The president’s disapproval rating climbed to 56 per cent in Fox News polling published this week. That figure was just one point short of a record high and a five-point increase on last month.

In further ominous polling for the president, another Fox News survey found him to be less popular among voters than Democrat presidential candidates Joe Biden, Bernie Sanders, Elizabeth Warren and Kamala Harris.

Mr Trump gave no examples of NYT stories which he deemed to be part of a “racism witch hunt”. But he appeared to be reacting to the newspaper’s executive editor, Dean Baquet, telling staff he wanted them to “write more deeply about the country, race, and other divisions” following the end of Mr Mueller’s inquiry.
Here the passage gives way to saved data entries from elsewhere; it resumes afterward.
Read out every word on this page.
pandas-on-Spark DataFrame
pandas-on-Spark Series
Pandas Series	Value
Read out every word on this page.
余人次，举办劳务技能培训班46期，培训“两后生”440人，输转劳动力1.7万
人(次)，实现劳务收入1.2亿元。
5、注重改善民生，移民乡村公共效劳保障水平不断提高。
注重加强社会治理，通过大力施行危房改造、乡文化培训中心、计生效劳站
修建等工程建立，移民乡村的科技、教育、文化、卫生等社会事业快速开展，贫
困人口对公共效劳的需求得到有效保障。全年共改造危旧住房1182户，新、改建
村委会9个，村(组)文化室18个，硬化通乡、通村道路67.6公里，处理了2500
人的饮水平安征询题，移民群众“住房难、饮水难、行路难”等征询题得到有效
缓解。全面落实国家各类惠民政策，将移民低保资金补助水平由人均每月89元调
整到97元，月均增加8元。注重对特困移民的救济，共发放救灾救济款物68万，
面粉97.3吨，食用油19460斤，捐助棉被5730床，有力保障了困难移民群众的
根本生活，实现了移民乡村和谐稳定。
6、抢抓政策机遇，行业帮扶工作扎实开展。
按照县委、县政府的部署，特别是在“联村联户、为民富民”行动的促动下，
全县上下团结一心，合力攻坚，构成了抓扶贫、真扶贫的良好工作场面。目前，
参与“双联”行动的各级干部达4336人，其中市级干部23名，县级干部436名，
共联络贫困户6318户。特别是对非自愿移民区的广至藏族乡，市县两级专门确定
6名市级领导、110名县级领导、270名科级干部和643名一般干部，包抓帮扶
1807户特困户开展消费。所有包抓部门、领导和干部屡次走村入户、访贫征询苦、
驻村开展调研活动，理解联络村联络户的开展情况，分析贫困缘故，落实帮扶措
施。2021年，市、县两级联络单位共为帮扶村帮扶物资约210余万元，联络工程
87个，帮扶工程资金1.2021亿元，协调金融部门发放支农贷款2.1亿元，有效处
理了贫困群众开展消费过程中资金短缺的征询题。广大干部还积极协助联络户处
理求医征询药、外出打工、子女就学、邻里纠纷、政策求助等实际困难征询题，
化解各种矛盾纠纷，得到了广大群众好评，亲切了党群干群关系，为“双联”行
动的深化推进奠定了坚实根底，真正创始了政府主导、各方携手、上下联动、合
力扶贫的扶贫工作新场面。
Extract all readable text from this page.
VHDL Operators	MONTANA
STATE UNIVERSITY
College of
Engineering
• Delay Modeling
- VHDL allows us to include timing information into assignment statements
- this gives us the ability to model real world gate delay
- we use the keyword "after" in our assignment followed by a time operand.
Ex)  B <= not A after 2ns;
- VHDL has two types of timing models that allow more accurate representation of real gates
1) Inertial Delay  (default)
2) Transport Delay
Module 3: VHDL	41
The president’s recent racist attacks on four Democratic congresswomen of colour have been widely reported by media outlets around the world.

He repeatedly told Alexandria Ocasio-Cortez, Ilhan Omar, Ayanna Pressley and Rashida Tlaib – all US citizens, and all but one born in the US – to “go back” to their own countries.

The New York Times faced criticism over its coverage of such remarks, which it labelled “lowest-rung slur[s] … widely regarded as beyond the pale” when many other other publications had explicitly called out the president’s racism.

The newspaper sparked another backlash by headlining its coverage of massing shootings Dayton and El Paso: “Trump urges unity vs racism”.

After reader complaints that the headline failed to convey the president’s stoking of racial divisions, Mr Baquet held a staff meeting in which employees reportedly asked him about the paper’s reluctance to call Mr Trump “racist”.

While Mr Baquet defended the paper’s coverage, according to a transcript obtained by Slate, he said: “I think that we’ve got to change.

“How do we cover a guy who makes these kinds of remarks? How do we cover the world’s reaction to him? ... How do we write about race in a thoughtful way, something we haven’t done in a large way in a long time?”